= Auguste-Louis Bertin d'Antilly =

French dramatist and journalist

Auguste-Louis Bertin d'Antilly (1763–1804) was a French dramatist and journalist whose patriotic songs and topical libretti were prominent during the French Revolution, but who emigrated from France under Napoleon.

Bertin d'Antilly possessed the sinecure of premier Commis des Finances au département des revenus casuels du Roi, and thus was a pensioner of Louis XVI. In 1783 his one-act L'Anglais à Paris was a comedy without overt political content, and his two-act comedy L'école de l'adolescence was played in June 1789; but that same year, as "Citoyen B. Dantilly" he wrote the libretto for Pierre-David-Augustin Chapelle's opéra comique, that is, with spoken rather than sung dialogue, La Vieillesse d’Annette et Lubin based on a story by Jean-François Marmontel: at the third act finale, peasants armed with their tools face the seigneurial regime in defiance.

His "Ode à l'Être Suprême" (Paris, 1794) reflects the Revolutionary Cult of the Supreme Being. Patriotic sentiments were to the fore in his libretto for La prise de Toulon par les français : opéra en trois actes, mêlés de prose, de vers et de chants, which celebrated the Siege of Toulon, an early Republican victory over a Royalist rebellion in the southern French port of Toulon, 18 December 1793. After the revenge assassination in January 1793 of Le Peletier de Saint Fargeau, who had cast the deciding vote for the execution of Louis XVI, Bertin d'Antilly provided the libretto to a two-act trait historique, Le Peletier de Saint-Fargeau, ou Le premier martyr de la République française, with music by Frédéric Blasius.

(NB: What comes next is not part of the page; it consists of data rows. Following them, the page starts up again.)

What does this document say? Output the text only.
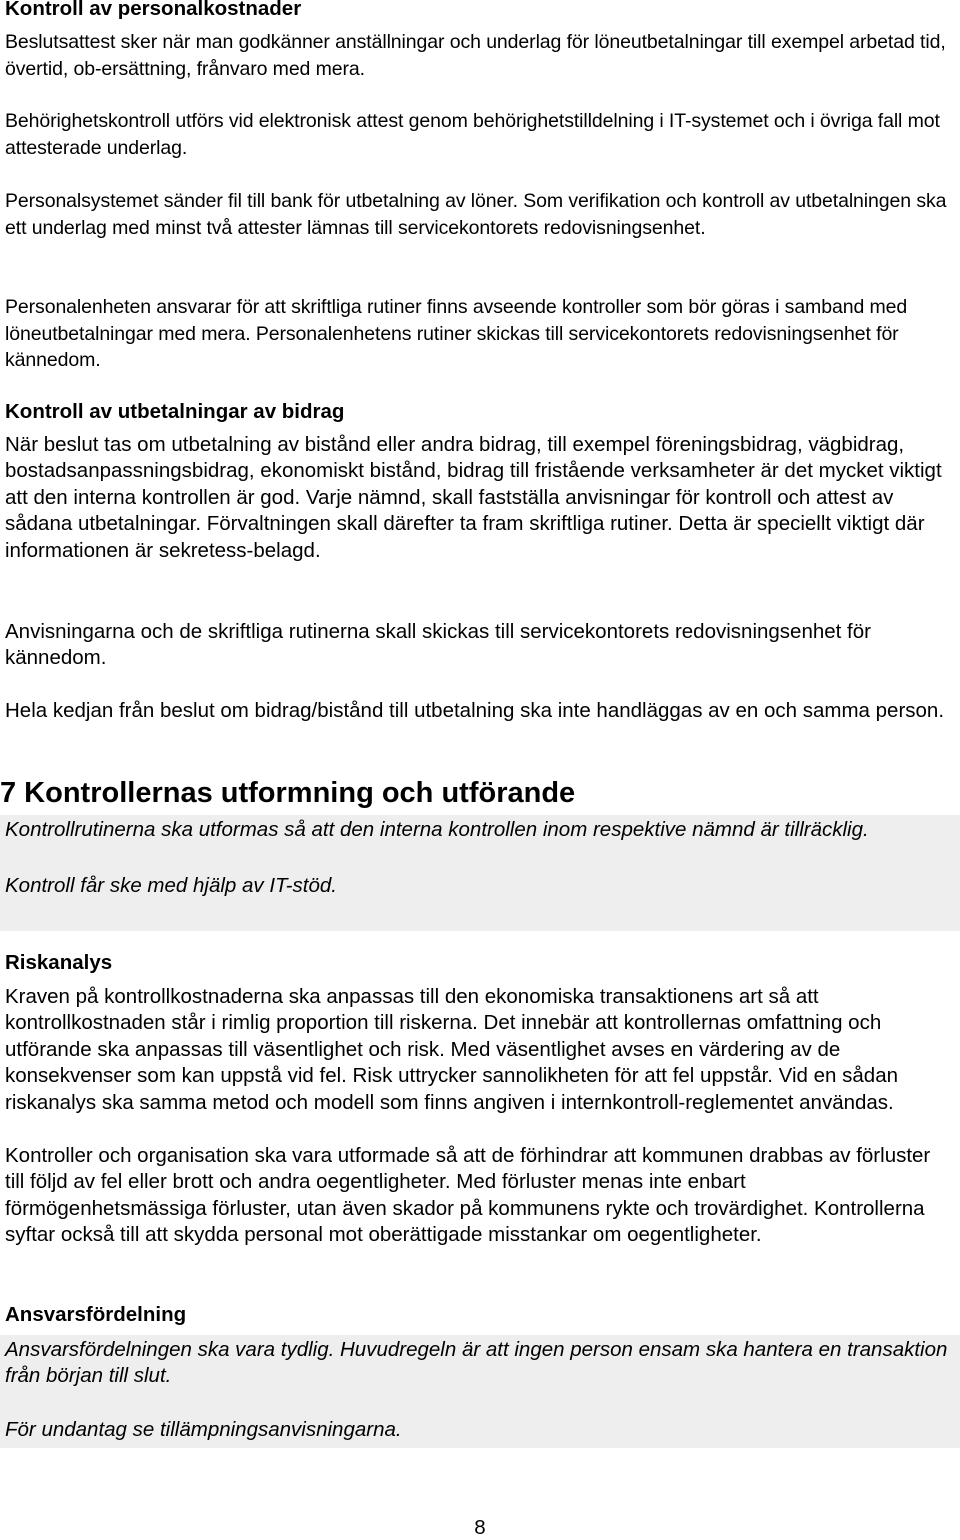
Kontroll av personalkostnader

Beslutsattest sker när man godkänner anställningar och underlag för löneutbetalningar till exempel arbetad tid, övertid, ob-ersättning, frånvaro med mera.

Behörighetskontroll utförs vid elektronisk attest genom behörighetstilldelning i IT-systemet och i övriga fall mot attesterade underlag.

Personalsystemet sänder fil till bank för utbetalning av löner. Som verifikation och kontroll av utbetalningen ska ett underlag med minst två attester lämnas till servicekontorets redovisningsenhet.

Personalenheten ansvarar för att skriftliga rutiner finns avseende kontroller som bör göras i samband med löneutbetalningar med mera. Personalenhetens rutiner skickas till servicekontorets redovisningsenhet för kännedom.

Kontroll av utbetalningar av bidrag

När beslut tas om utbetalning av bistånd eller andra bidrag, till exempel föreningsbidrag, vägbidrag, bostadsanpassningsbidrag, ekonomiskt bistånd, bidrag till fristående verksamheter är det mycket viktigt att den interna kontrollen är god. Varje nämnd, skall fastställa anvisningar för kontroll och attest av sådana utbetalningar. Förvaltningen skall därefter ta fram skriftliga rutiner. Detta är speciellt viktigt där informationen är sekretess-belagd.

Anvisningarna och de skriftliga rutinerna skall skickas till servicekontorets redovisningsenhet för kännedom.

Hela kedjan från beslut om bidrag/bistånd till utbetalning ska inte handläggas av en och samma person.

7 Kontrollernas utformning och utförande

Kontrollrutinerna ska utformas så att den interna kontrollen inom respektive nämnd är tillräcklig.

Kontroll får ske med hjälp av IT-stöd.

Riskanalys

Kraven på kontrollkostnaderna ska anpassas till den ekonomiska transaktionens art så att kontrollkostnaden står i rimlig proportion till riskerna. Det innebär att kontrollernas omfattning och utförande ska anpassas till väsentlighet och risk. Med väsentlighet avses en värdering av de konsekvenser som kan uppstå vid fel. Risk uttrycker sannolikheten för att fel uppstår. Vid en sådan riskanalys ska samma metod och modell som finns angiven i internkontroll-reglementet användas.

Kontroller och organisation ska vara utformade så att de förhindrar att kommunen drabbas av förluster till följd av fel eller brott och andra oegentligheter. Med förluster menas inte enbart förmögenhetsmässiga förluster, utan även skador på kommunens rykte och trovärdighet. Kontrollerna syftar också till att skydda personal mot oberättigade misstankar om oegentligheter.

Ansvarsfördelning

Ansvarsfördelningen ska vara tydlig. Huvudregeln är att ingen person ensam ska hantera en transaktion från början till slut.

För undantag se tillämpningsanvisningarna.

8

Under the Directoire Bertin d'Antilly abandoned his Jacobin views and moved to the political right. In 1797 he began to publish a daily journal of social and political commentary, Le Thé, ou Le journal des dixhuit, which ran from 16 April, under the epigraph "Je vois de loin; j'atteins de même"; it dropped its subtitle, ostensibly referring to eighteen editors, in favor of the subtitle Le contrôleur général. It was suppressed 18 fructidor An V (5 September 1797) in connection with the counter-revolutionary Coup of 18 Fructidor; earlier that year the Imprimerie du The that printed the journal had printed his "Disgrâce des triumvirs: chanson constitutionnelle", a commentary on disunion among the members of the French Directory. Some years later, a journal under the same title appeared, but Bertin d'Antilly had no part in its redaction. Firmly opposed to Napoleon, he had taken up residence at Hamburg, where he published the journal Le Censeur in collaboration with the émigré M. de Romance, chevalier de Mesmont; when Napoleon put diplomatic pressure on the Hamburg Senate, they were arrested, then released when the Comte d'Artois convinced the Russians to intervene on their behalf.